Renita melirik jam di pergelangan tangannya. Jantungnya berdegup semakin kencang. Sebentar lagi, ini semua akan dimulai.
***
Ketukan di pintu itu terdengar semakin keras, memaksa Renita untuk segera terjaga dari tidurnya. Ia masih enggan buru-buru membuka pintu, padahal ketukan itu kini sudah disertai oleh keluhan orang yang hampir putus asa.. Beginilah resiko memiliki indekos yang terletak persis di pinggir jalan dan tanpa pintu gerbang. Pintu kamarnya tadi langsung menghubungkan kamarnya dengan jalanan kecil yang sering dilalui mahasiswa untuk kuliah. Meskipun begitu, Renita tak pernah merasa terganggu karena jalanan kecil tersebut memang tak terlalu sering menyumbang kebisingan.
“Re, masih hidup kan, Re?” Suara tersebut terlampau keras, apalagi mengingat waktu sudah menunjukkan pukul dua dini hari. Jika saja tega, Renita tak akan membukakan pintu dan orang tadi pasti segera diusir oleh penghuni indekos lain yang terganggu. Namun ia jelas tak sejahat itu.

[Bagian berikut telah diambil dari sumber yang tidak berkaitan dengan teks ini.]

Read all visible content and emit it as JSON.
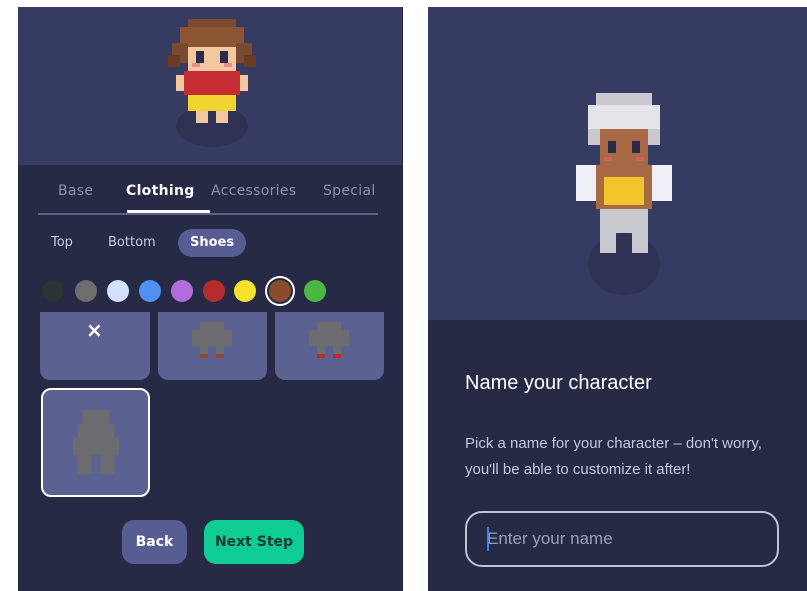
{
  "left_panel": {
    "tabs": [
      {
        "label": "Base"
      },
      {
        "label": "Clothing"
      },
      {
        "label": "Accessories"
      },
      {
        "label": "Special"
      }
    ],
    "active_tab": "Clothing",
    "subtabs": [
      {
        "label": "Top"
      },
      {
        "label": "Bottom"
      },
      {
        "label": "Shoes"
      }
    ],
    "active_subtab": "Shoes",
    "swatches": [
      {
        "color": "#2c3434"
      },
      {
        "color": "#6e6e6e"
      },
      {
        "color": "#d2e0fc"
      },
      {
        "color": "#5090f2"
      },
      {
        "color": "#b26cdc"
      },
      {
        "color": "#b62c2c"
      },
      {
        "color": "#f4e22c"
      },
      {
        "color": "#8a4a2c",
        "selected": true
      },
      {
        "color": "#4ab840"
      }
    ],
    "items": [
      {
        "icon": "close-icon",
        "label": "×"
      },
      {
        "icon": "character-preview-icon"
      },
      {
        "icon": "character-preview-icon"
      },
      {
        "icon": "character-preview-icon",
        "selected": true
      }
    ],
    "buttons": {
      "back": "Back",
      "next": "Next Step"
    }
  },
  "right_panel": {
    "title": "Name your character",
    "description": "Pick a name for your character – don't worry, you'll be able to customize it after!",
    "name_input": {
      "placeholder": "Enter your name",
      "value": ""
    }
  },
  "colors": {
    "panel_bg": "#262a45",
    "stage_bg": "#363b62",
    "accent_green": "#0fcc94",
    "item_bg": "#5b6190",
    "chip_active": "#575d92"
  }
}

Setelah merasa nyawanya terkumpul, Renita berjalan mendekat pintu, bahkan tanpa repot-repot merapikan rambutnya dahulu. Buat apa, orang ia tidak sedang akan menemui pangeran yang mau mengembalikan sepatu kacanya.
“Lama banget sih cuma buka pintu aja!”
Renita tak segera menyahut. Untuk beberapa saat, ia tak mengenali Heri. Selama ini, ia amat jarang melihat rambut laki-laki itu dikucir ke atas seperti ini. Matanya sampai harus mengerjap beberapa kali, mencoba menyocokkan wajah Heri yang ia kenal dengan lelaki yang berdiri di depan indekosnya ini.
“Kenapa sih, Her?” tanyanya malas.
“Kok chat-ku nggak ada yang kamu balas sih?”
“Udah tidur.”
“Widih, baru jam berapa ini? Udah mau pensiun jadi kelelawar?” suara Heri masih begitu segar dan semangat, padahal laki-laki itu belum tidur sedari tadi.
“Besok aku konsultasi proposal skripsi pagi-pagi, Her. Kamu mau apa, deh?”
“Nih, aku udah buat konsep kedai kopi kita. Aku mau bikin konsepnya kopi Jawa gitu, kan mumpung kita deket sama daerah penghasilnya. Sekalian promosi juga biar orang-orang tahu kalau jenis kopi di sini tuh beragam, nggak cuma yang itu-itu aja.”
Heri menyerahkan selembar kertas yang diterima Renita dengan malas. Seingat perempuan itu, ia tak pernah mengiyakan ajakan bisnis ini.
“Terus kopi Toraja kesayanganmu mau dikemanain?”
“Yee,Toraja mah udah terkenal banget, kopi-kopi Jawa kan belum. Bahkan orang-orang Jawa pasti juga lebih tahu itu atau Gayo, padahal daerah sekitar mereka sendiri jadi penghasil. Makanya ini aku mau ke Wonosobo. Mau ngejar Bowongso mereka yang terkenal itu. Nanti itu bakal aku jadiin salah satu signature.”
Saat itu juga, Renita merasakan kedua bola matanya hampir melompat keluar. Ini sudah ketiga kalinya Heri membuatnya hampir terkena serangan jantung.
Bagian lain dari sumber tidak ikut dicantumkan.